Researchers wanting an overview of the collection are referred to Kariforunia Daigaku Bākurē-kō kyū Mitsui Bunko shahon mokuroku kō, in the East Asian Library’s reference collection.
The East Asian Library has 110 Meiji era songbooks (and more in the Murakami Collection). Many of the songbooks were intended for classroom use, reflecting an effort at the time to teach children practical lessons through song. Others reflect the Meiji emphasis on loyalty to the state and martial culture. The covers of many of the songbooks are strikingly illustrated.

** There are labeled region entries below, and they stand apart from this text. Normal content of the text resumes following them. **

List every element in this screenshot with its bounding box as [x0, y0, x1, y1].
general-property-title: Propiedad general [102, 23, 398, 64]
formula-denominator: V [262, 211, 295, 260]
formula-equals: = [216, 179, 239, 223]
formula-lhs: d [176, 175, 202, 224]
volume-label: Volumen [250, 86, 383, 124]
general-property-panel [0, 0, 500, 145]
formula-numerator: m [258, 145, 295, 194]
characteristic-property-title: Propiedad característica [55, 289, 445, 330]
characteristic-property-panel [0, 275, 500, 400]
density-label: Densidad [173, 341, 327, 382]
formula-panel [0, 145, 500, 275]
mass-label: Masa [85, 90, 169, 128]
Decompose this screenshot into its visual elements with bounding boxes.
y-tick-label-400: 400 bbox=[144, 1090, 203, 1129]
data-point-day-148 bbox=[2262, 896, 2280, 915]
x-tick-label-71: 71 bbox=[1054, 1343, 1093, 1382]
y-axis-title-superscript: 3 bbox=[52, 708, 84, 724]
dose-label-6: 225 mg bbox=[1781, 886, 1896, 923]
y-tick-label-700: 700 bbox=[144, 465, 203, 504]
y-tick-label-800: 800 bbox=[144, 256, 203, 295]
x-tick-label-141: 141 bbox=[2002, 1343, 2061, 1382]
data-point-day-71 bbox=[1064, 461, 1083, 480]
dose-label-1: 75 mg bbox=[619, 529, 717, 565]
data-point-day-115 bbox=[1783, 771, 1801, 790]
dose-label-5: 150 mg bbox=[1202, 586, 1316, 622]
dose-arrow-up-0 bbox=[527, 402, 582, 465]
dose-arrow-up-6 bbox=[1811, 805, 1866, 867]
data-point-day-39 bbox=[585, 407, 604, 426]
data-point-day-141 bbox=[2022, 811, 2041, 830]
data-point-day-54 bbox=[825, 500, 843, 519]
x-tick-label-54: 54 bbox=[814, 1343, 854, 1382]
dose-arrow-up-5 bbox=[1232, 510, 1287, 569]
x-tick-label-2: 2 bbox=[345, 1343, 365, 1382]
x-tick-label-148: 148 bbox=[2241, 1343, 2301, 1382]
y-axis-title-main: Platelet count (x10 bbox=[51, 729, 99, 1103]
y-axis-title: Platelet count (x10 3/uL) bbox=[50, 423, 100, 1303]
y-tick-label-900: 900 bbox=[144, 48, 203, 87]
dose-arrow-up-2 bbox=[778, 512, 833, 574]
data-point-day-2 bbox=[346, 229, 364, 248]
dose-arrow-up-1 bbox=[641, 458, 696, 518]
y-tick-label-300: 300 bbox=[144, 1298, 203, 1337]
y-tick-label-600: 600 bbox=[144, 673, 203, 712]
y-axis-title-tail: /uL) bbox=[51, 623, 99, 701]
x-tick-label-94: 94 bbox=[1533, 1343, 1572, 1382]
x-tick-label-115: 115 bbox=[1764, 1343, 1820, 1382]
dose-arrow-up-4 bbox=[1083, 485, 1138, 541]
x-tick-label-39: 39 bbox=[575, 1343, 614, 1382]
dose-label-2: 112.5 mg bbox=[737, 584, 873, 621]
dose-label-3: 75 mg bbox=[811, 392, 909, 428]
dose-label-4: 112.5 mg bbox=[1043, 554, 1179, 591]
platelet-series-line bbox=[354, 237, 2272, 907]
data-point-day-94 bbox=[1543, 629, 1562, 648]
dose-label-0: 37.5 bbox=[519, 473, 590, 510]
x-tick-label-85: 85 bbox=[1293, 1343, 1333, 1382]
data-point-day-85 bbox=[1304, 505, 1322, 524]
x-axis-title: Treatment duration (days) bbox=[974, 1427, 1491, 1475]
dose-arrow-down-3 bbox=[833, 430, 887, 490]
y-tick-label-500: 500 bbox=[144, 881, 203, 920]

The collection is fully cataloged in OskiCat.
The East Asian Library’s Mitsui tinies collection is comprised of 574 titles in many more volumes, most published during the Meiji era (1868–1912). Some of the tinies are written for younger learners—juvenile biographies, moral tales, elementary word books. Others are intended as vade mecums for older readers—collections of verse and dictionaries of rhyme words, calendars and chronologies, compilations of statistics and commodities prices, works on law and legal procedure, works on calligraphy and painting, Buddhism, the Confucian classics, and travel.
Researchers wanting an overview of the collection are referred to the Librarian for the Japanese Collection.
Assembled by Murakami Hamakichi and based on his Meiji bungaku shomoku, the 9,100-volume Murakami Library was intended as a source for the study of the Meiji era. Consequently, although rich in literature, it encompasses fields beyond belles-lettres—the social sciences, philosophy and religion—and includes Meiji translations of Western works.
For the linguist and literary historian, these early editions are notable for preserving variant kana, glosses permitting definitive readings of kanji, front matter and back matter that never found its way into print with the appearance of subsequent editions of the works with which they were associated. Artistically, the collection contains hundreds of hand-pressed kuchi-e as well as scores of volumes whose illustrations and cover art have become icons of Meiji aesthetics and sensibility.
Researchers wanting an overview of the collection are referred to Murakami’s Meiji bungaku shomoku, in the East Asian Library’s reference collection. Individual items in the collection can also be located though OskiCat.
Commonly compared to the board game chutes and ladders, e-sugoroku is said in origin to have demonstrated the uncertain path to enlightenment. By the late Tokugawa, the game incorporated more secular themes, such as the stages of the Tokaido or the journey from childhood to adulthood. The game sheets were printed by woodblock (or lithography in the modern age) and therefore extremely ephemeral.
The East Asian Library acquired 155 sugoroku sheets (and 27 original wrappers) with the Mitsui acquisition of 1950. In recent years, Ritsumeikan University, Kyoto, has digitized the collection, and David Rumsey and Cartography Associates have made the images available online. Individual items can also be located through OskiCat.